Apples will Continue to Fall from Trees

It’s not so much that Steve Jobs has stepped down as the head of Apple that saddens me, it’s the reason why he is stepping down. Cancer invades so many people’s bodies and it’s a ruthless scourge. Regardless of which side of the technology war you are on, no one should be happy about the fate that has befallen Mr. Jobs. Go ahead and despise Apple, but keep Mr. Jobs on the good side of your thoughts. I had a brush with cancer a couple of years ago, but was one of the lucky ones. I am completely cancer free now and expect to remain that way for a very, very long time thank you.

With or without Steve, Apple will continue to grow and thrive. It’s not simply a computer manufacturer any longer. It has evolved well beyond the days when Macs were found in the occasional household. Apple has transformed the music industry and the personal computer industry, redefined the handset into a smartphone, remade retailing and introduced the tablet.
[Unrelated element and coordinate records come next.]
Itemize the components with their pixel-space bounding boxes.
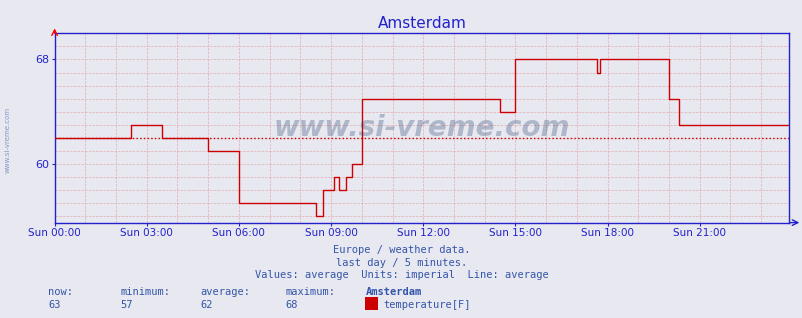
Text: 57: 57 <box>120 301 133 310</box>
Text: minimum:: minimum: <box>120 287 170 297</box>
Text: Values: average  Units: imperial  Line: average: Values: average Units: imperial Line: av… <box>254 270 548 280</box>
Text: Europe / weather data.: Europe / weather data. <box>332 245 470 255</box>
Text: 68: 68 <box>285 301 298 310</box>
Text: 63: 63 <box>48 301 61 310</box>
Text: www.si-vreme.com: www.si-vreme.com <box>273 114 569 142</box>
Text: temperature[F]: temperature[F] <box>383 300 470 310</box>
Text: Amsterdam: Amsterdam <box>365 287 421 297</box>
Text: last day / 5 minutes.: last day / 5 minutes. <box>335 258 467 267</box>
Text: now:: now: <box>48 287 73 297</box>
Text: maximum:: maximum: <box>285 287 334 297</box>
Text: average:: average: <box>200 287 250 297</box>
Text: 62: 62 <box>200 301 213 310</box>
Title: Amsterdam: Amsterdam <box>377 16 466 31</box>
Text: www.si-vreme.com: www.si-vreme.com <box>5 107 11 173</box>
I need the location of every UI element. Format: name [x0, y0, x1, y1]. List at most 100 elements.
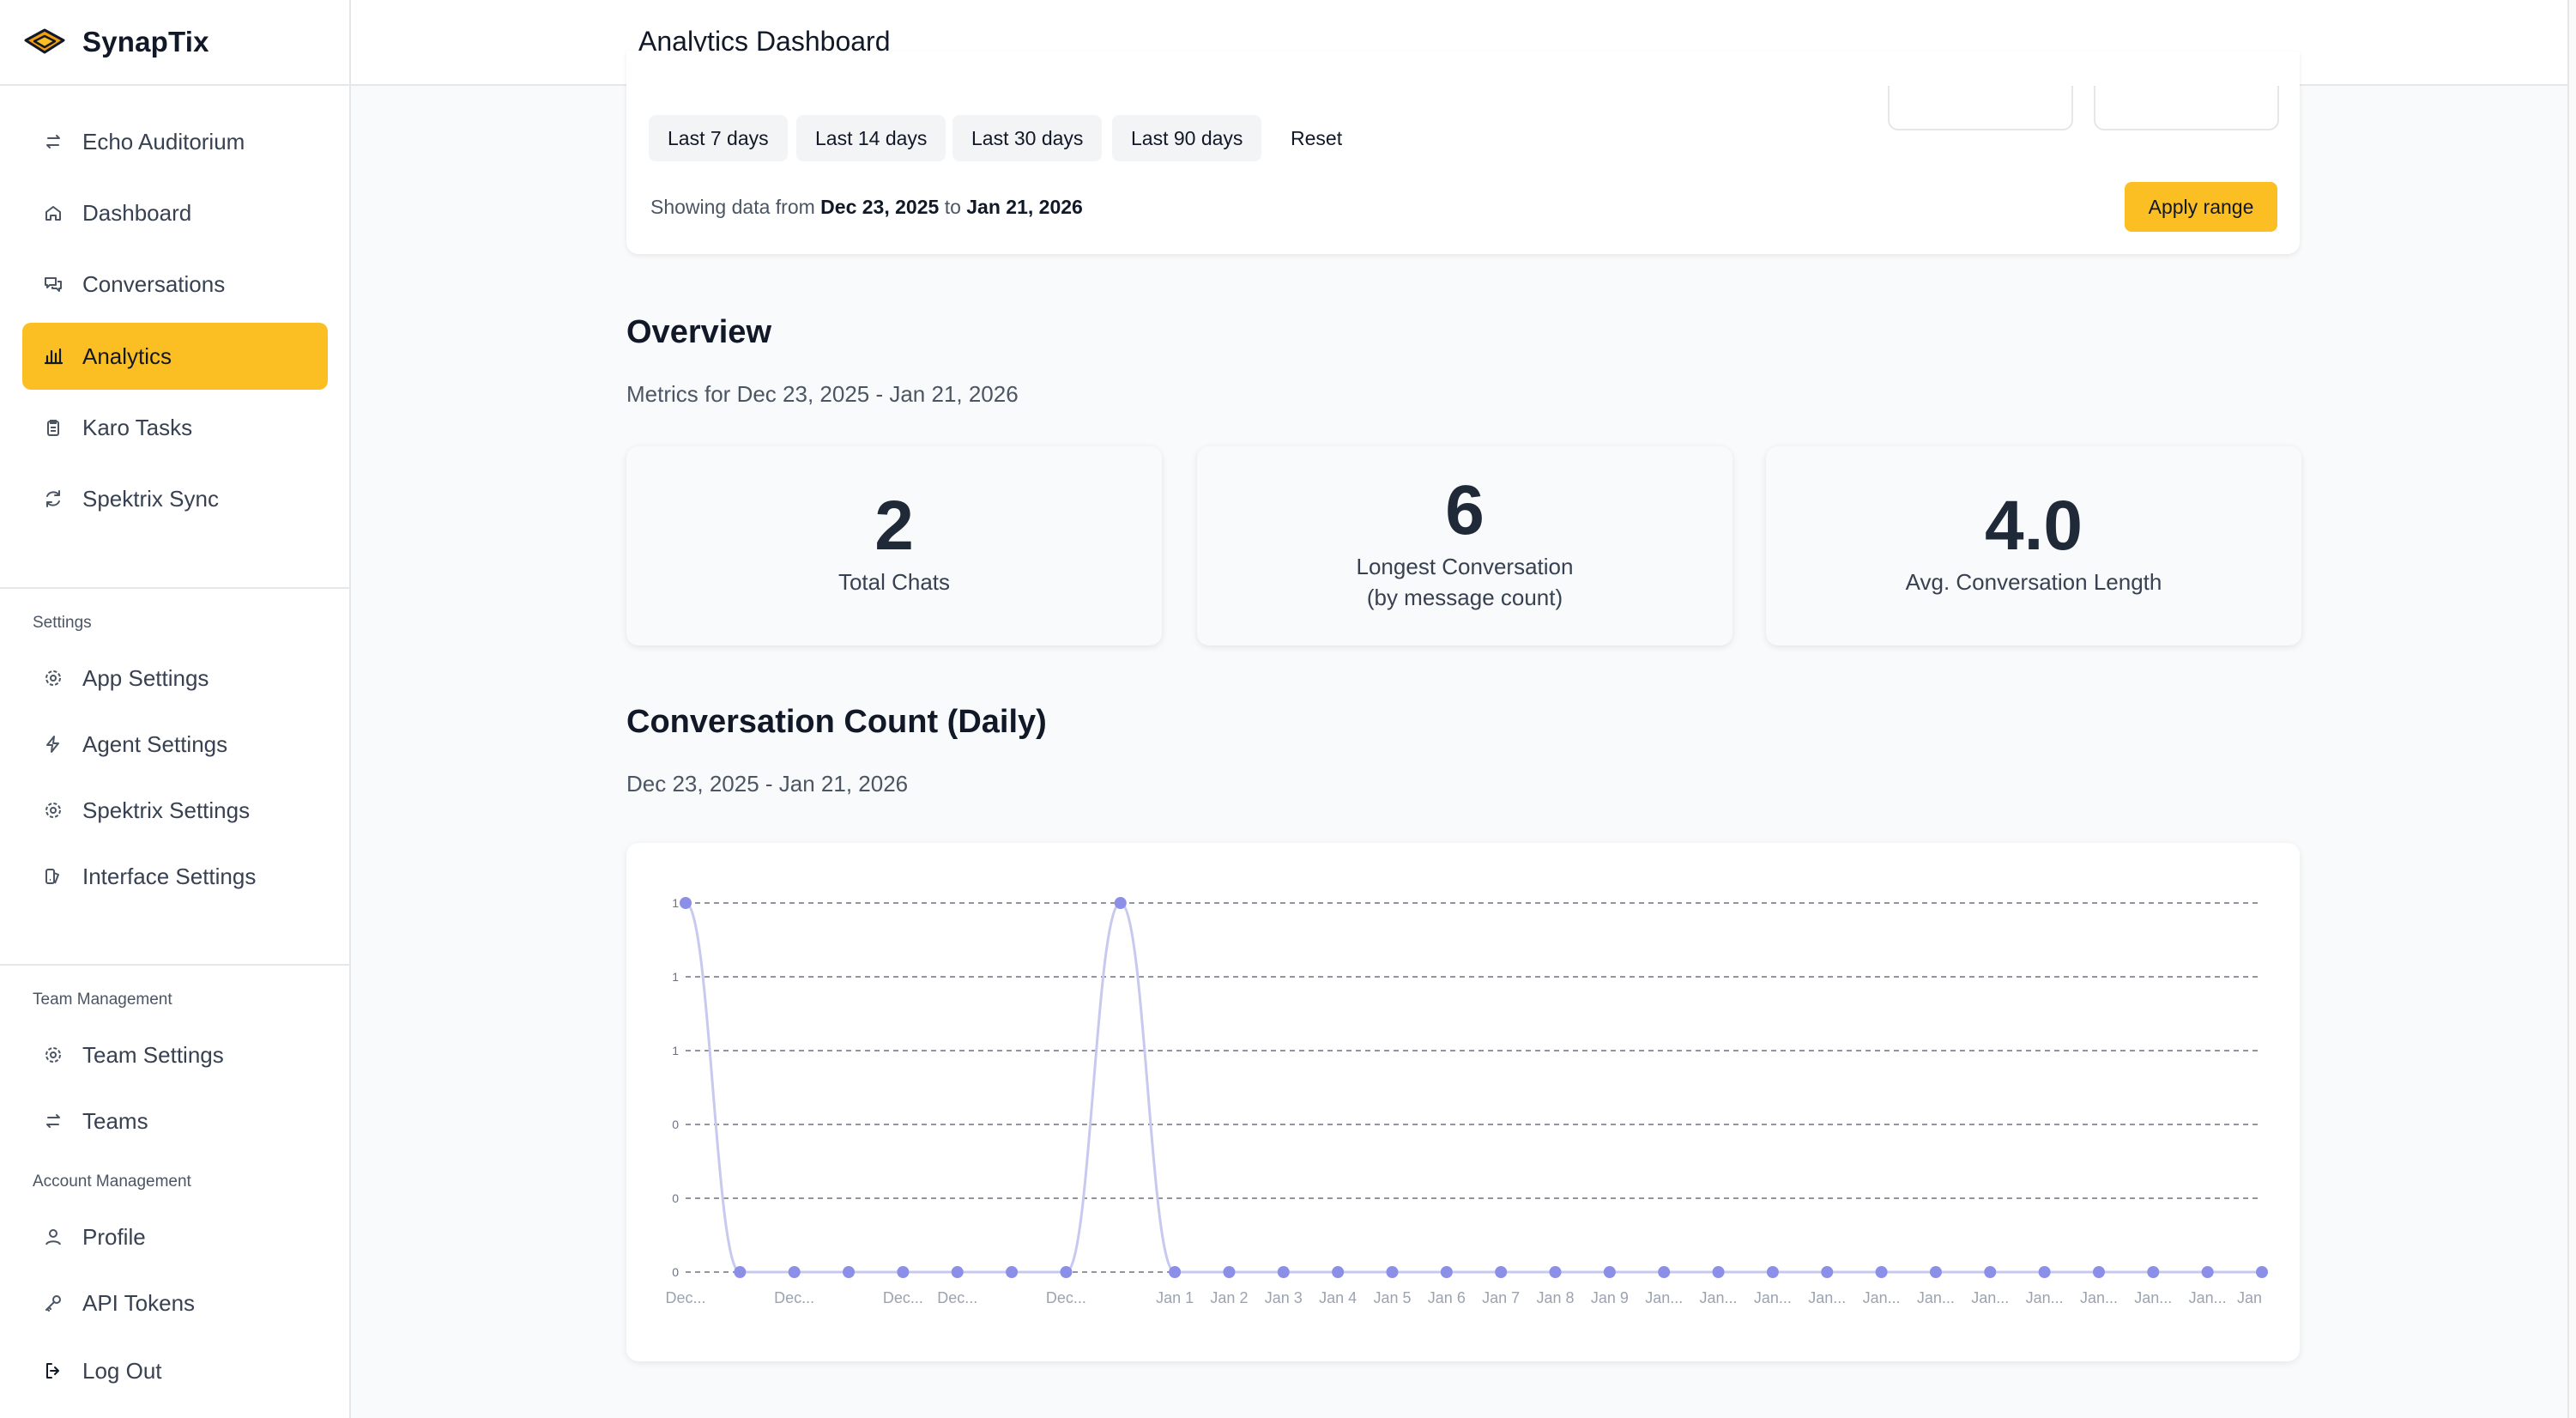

How did they do it? They broke with conventional wisdom and overcame the inertias that weigh down firms and industries. But the main ingredient of success in my opinion, is they made products that worked with people’s daily lives. Seamless integration and updates. No tribal language code. A near flawless user experience that are beautiful to look at. Not always plug and play, but pretty close. If you make products that people can use and fills a desire they have, you are more than halfway there. Apple actually went the full mile, closing the last 50% by making what they delivered emotional. They then amplified those products with superior positioning and marketing.

But most of all, they never gave up. No matter how dark the investor and pundit predictions were, or how large and dominant Microsoft became, they came in everyday and worked at it. Admirable.

Remember when no one wanted to copy Apple? Now everyone covets and races to copy them. Was this in large part the work of Super Steve? You bet. But there is no way he did this alone. It takes a village, and he has built a really big one.

Tim Cook, now the leader, did some amazing things. He got Apple’s on hand inventory down from months to days and is credited with being the supply chain wizard that allowed the firm to bring out so many products so often and quickly. Does he have the vision of a Jobs? No, no one does. But he does have a vision, and Steve is not walking out the door. He will be around and he will have more ideas and the wise folks in Cupertino will listen. His fingerprints will be on things for quite some time. It’s quite possible that not being CEO will give him even more time to be creative. That could actually accelerate Apple’s momentum. Perhaps he should have resigned sooner.

Don’t write off Apple or Mr. Jobs.

3 comments

  1. Thank you for sharing your personal story in this post, Steve. “Keep Mr. Jobs on the good side of your thoughts” — well put. Meantime Apple is now in an interesting position: Steve Jobs is more than the face of the Apple brand — he is the Apple brand. Without him as everyday CEO, the company must find another way to build its brand. Fortunately for Apple, as you point out, the organization has an unmatched reputation for creating innovative and user friendly products that have become part of our lives. I wonder if Apple will focus its marketing and PR on the everyday designers and engineers who labor behind the scenes to give us the iPad and iPhone? And perhaps the company will open up its brand more with social media (a largely untapped opportunity for Apple) to show you more of its personality beyond Steve Jobs? This is a sad time for Steve Jobs, and an interesting time for Apple.

    1. Interesting insight related to PR. They have begun to do some of this with their instructional video vignettes on the site over the past few years. Your observation on their lack of use of social is fascinating. There is a huge opportunity here, but it would be a step change for them as they keep things close to the vest and under control. Will be fun to watch.